Hízolo así, y cuando el venado se esforzaba, fatigado ya, por brincar el vallado del huerto, disparó sobre él: el venado siguió; Carlos se quedó atónito.

Braulio llegó en ese momento, y yo salté del caballo, botándole las bridas a Juan Ángel.

De la casa veían todo lo que estaba pasando. Don Jerónimo salvó, escopeta en mano, la baranda del corredor, y al ir a disparar sobre el animal, se enredó los pies dichosamente en las plantas de una era, lo cual iba haciéndolo caer a tiempo que mi padre le decía:

-¡Cuidado! ¡cuidado! mire usted que por ahí vienen todos.

Braulio siguió de cerca al venadito, evitando así que los perros lo despedazasen.

El animal entró al corredor desatentado y tembloroso, y se acostó casi ahogado debajo de uno de los sofás, de donde lo sacaba Braulio cuando Carlos y yo llegábamos ya a buen paso. La partida había sido divertida para mí; pero él procuraba en balde ocultar la impaciencia que le había causado errar tan bello tiro.

Emma y María se aproximaron tímidamente a tocar el venadito, suplicando que no lo matásemos: él parecía entender que lo defendían, pues las miró con ojos húmedos y asombrados, bramando quedo, como acaso lo solía hacer para llamar a su madre. Quedó absuelto, y Braulio se encargó de atramojarlo y ponerlo en sitio conveniente.

Pasado todo, Mayo se acercó al prisionero, lo olió a la distancia que la prudencia exigía, y volviendo a tenderse en el salón, apoyó la cabeza sobre las manos con la mayor tranquilidad, sin que bastase tan exótica conducta a privarle de un cariño mío.

Poco después, al despedirse Braulio de mí para volver a la montaña, me dijo:

-Su amigo está furioso, y yo lo he puesto así para vengarme de la chacota que hizo de mis perros esta mañana.

Yo le pedí me explicase lo que decía.

-Me supuse -continuó Braulio- que usted le cedería el mejor tiro, y por eso dejé la escopeta de don Carlos sin municiones cuando me la dio a cargar.

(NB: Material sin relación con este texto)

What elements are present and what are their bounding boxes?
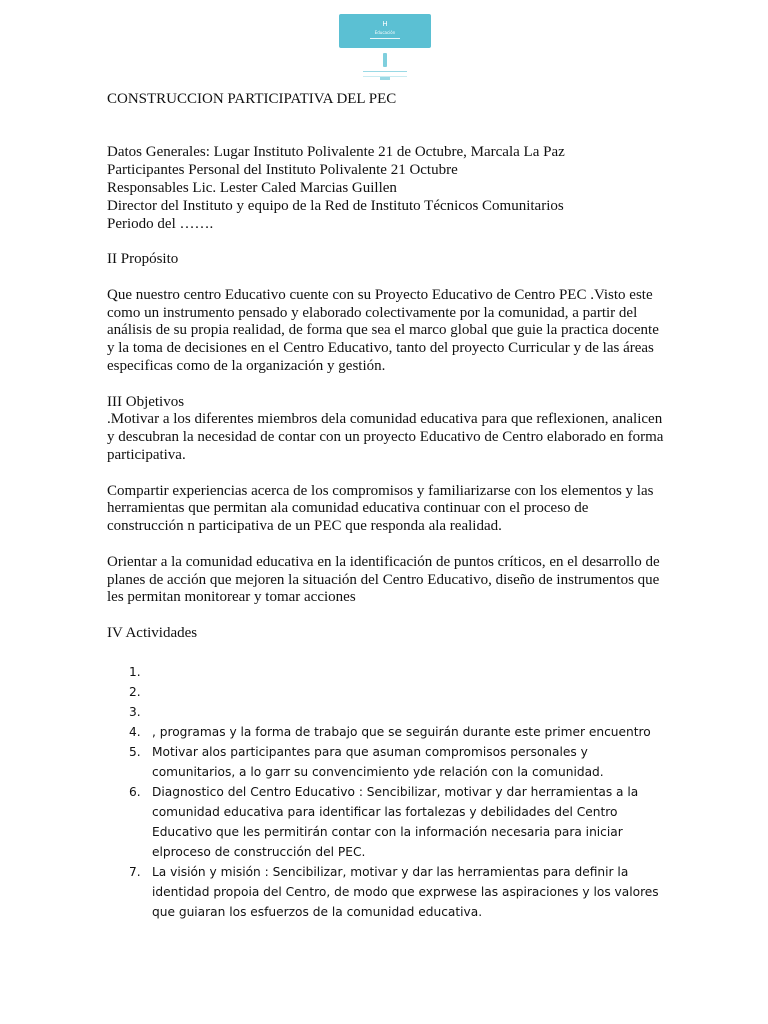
general-data-line: Director del Instituto y equipo de la Red de Instituto Técnicos Comunitarios (107, 197, 564, 214)
general-data-line: Participantes Personal del Instituto Polivalente 21 Octubre (107, 162, 458, 179)
general-data-line: Responsables Lic. Lester Caled Marcias Guillen (107, 179, 397, 196)
general-data-line: Datos Generales: Lugar Instituto Polivalente 21 de Octubre, Marcala La Paz (107, 144, 565, 161)
list-item-number: 7. (129, 865, 141, 879)
list-item-number: 5. (129, 745, 141, 759)
list-item (129, 662, 669, 682)
objective-paragraph: Orientar a la comunidad educativa en la identificación de puntos críticos, en el desarrollo de planes de acción que mejoren la situación del Centro Educativo, diseño de instrumentos que les permitan monitorear y tomar acciones (107, 553, 660, 606)
list-item (129, 782, 669, 862)
activities-heading: IV Actividades (107, 624, 198, 641)
list-item (129, 702, 669, 722)
document-title: CONSTRUCCION PARTICIPATIVA DEL PEC (107, 91, 397, 107)
logo-glyph: H (382, 20, 388, 28)
activities-list (129, 662, 669, 922)
objective-paragraph: Compartir experiencias acerca de los compromisos y familiarizarse con los elementos y las herramientas que permitan ala comunidad educativa continuar con el proceso de construcción n participativa de un PEC que responda ala realidad. (107, 482, 654, 535)
list-item-text: La visión y misión : Sencibilizar, motivar y dar las herramientas para definir la identidad propoia del Centro, de modo que exprwese las aspiraciones y los valores que guiaran los esfuerzos de la comunidad educativa. (152, 865, 659, 919)
objectives-heading: III Objetivos (107, 393, 185, 410)
list-item-number: 1. (129, 665, 141, 679)
logo-caption: Educación (374, 30, 396, 35)
general-data-line: Periodo del ……. (107, 215, 214, 232)
list-item-text: Diagnostico del Centro Educativo : Sencibilizar, motivar y dar herramientas a la comunidad educativa para identificar las fortalezas y debilidades del Centro Educativo que les permitirán contar con la información necesaria para iniciar elproceso de construcción del PEC. (152, 785, 639, 859)
header-logo (339, 14, 431, 82)
objective-paragraph: .Motivar a los diferentes miembros dela comunidad educativa para que reflexionen, analicen y descubran la necesidad de contar con un proyecto Educativo de Centro elaborado en forma participativa. (107, 411, 664, 463)
list-item (129, 722, 669, 742)
list-item-number: 2. (129, 685, 141, 699)
list-item-number: 6. (129, 785, 141, 799)
document-body (107, 91, 667, 643)
list-item (129, 742, 669, 782)
logo-stem-icon (383, 53, 387, 67)
list-item-number: 4. (129, 725, 141, 739)
logo-rule (370, 38, 400, 39)
list-item-text: Motivar alos participantes para que asuman compromisos personales y comunitarios, a lo garr su convencimiento yde relación con la comunidad. (152, 745, 604, 779)
purpose-heading: II Propósito (107, 251, 179, 268)
logo-dot-icon (380, 77, 390, 80)
purpose-paragraph: Que nuestro centro Educativo cuente con su Proyecto Educativo de Centro PEC .Visto este como un instrumento pensado y elaborado colectivamente por la comunidad, a partir del análisis de su propia realidad, de forma que sea el marco global que guie la practica docente y la toma de decisiones en el Centro Educativo, tanto del proyecto Curricular y de las áreas especificas como de la organización y gestión. (107, 286, 659, 374)
list-item-text: , programas y la forma de trabajo que se seguirán durante este primer encuentro (152, 725, 651, 739)
list-item (129, 862, 669, 922)
logo-badge (339, 14, 431, 48)
list-item (129, 682, 669, 702)
list-item-number: 3. (129, 705, 141, 719)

-Has hecho muy mal -le observé.

-No lo volveré a hacer, y menos con él, porque se me pone que no cazará más con nosotros... ¡Ah! la señorita María me ha dado mil recados para Tránsito: le agradezco tanto que esté gustosa de ser nuestra madrina... y no sé qué hacer para que lo sepa: usted debe decírselo.

-Lo haré así; pierde cuidado.

-Adiós -dijo tendiéndome francamente la mano, sin dejar por eso de tocarse el ala del sombrero con la otra-; hasta el domingo.

Salió del patio llamando sus perros con el silbido agudo que producía en tales casos, oprimiendo con el índice y el pulgar el labio inferior.